Global trade uncertainty has led to volatility in inventories, but again Australia did not see any major shift. Inventories overall lifted by 0.8% in the quarter and look like adding very modestly (0.1-0.2ppt) to GDP growth.  


Australian business conditions have been soft amid the uncertainty from offshore and from households that have been kept quiet by cost-of-living pressures and higher interest rates. Sales volumes contracted in Q1 (0.1%) in the March quarter; however, much of that was driven by the mining sector (-3.4%). Still, sales growth across the non-mining sector is running at a subdued pace, up 0.4% in the quarter and 1.2% through the year. 


Business profits have faced a range of headwinds from weaker demand, rising costs and declining commodity prices. The latest figures continue to reflect these dynamics. Profits were down 0.5% in the March quarter (-0.9% if adjusted for inventory valuation changes) contracting by 5% through the year. As with sales, the weakness centres in the mining sector where falling commodity prices have taken profits lower (-6%q/q, -19.2%Y/Y). By contrast, profits in the non-mining sector remained on the rise with a lift of 3.1% in Q1 (6.2%Y/Y). A resilient non-mining sector continues to support the labour market; the wages bill was up 1.4% in the latest quarter and 5.7% over the year. 

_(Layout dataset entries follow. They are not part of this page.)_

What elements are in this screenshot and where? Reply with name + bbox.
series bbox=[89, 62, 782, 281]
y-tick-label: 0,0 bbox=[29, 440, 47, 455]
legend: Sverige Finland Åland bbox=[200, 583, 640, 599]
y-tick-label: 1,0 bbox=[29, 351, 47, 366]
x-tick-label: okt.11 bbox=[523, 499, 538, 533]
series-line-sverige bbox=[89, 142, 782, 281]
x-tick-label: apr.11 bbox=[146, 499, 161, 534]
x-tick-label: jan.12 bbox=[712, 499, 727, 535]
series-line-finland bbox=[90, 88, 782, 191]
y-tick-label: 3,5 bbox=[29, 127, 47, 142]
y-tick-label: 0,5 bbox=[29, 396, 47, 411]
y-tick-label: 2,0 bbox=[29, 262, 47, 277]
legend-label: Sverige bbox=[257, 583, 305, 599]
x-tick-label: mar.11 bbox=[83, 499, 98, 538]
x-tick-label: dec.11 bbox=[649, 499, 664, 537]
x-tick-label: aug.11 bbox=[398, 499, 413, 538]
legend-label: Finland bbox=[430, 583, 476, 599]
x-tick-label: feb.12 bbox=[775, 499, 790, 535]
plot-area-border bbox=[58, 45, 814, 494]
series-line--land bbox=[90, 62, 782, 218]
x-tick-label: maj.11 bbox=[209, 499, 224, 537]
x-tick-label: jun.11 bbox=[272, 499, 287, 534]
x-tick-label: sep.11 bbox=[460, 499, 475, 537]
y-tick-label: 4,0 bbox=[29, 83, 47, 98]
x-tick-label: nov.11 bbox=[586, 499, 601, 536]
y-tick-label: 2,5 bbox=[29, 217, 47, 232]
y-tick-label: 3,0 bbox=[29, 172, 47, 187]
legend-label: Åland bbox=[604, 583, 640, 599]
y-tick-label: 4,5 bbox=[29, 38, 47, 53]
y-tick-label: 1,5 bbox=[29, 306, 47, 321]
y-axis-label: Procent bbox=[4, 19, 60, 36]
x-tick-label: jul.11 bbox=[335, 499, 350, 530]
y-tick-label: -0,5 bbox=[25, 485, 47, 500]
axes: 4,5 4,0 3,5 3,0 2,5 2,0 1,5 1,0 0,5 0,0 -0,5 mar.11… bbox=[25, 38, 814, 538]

Public demand has been the stronghold for growth for well over a year, bolstering the economy from weakness in private consumption and investment. However, the momentum from public demand ran out of steam in the March quarter, declining by 0.5% and likely to deduct in the order of 0.2ppt from GDP growth. Government spending (in real terms) was flat in the March quarter, indicating that recovery spending from Cyclone Alfred (early March) has yet to show up. Meanwhile, public investment - despite a large pipeline of activity - took a step back in the quarter (-2.3%).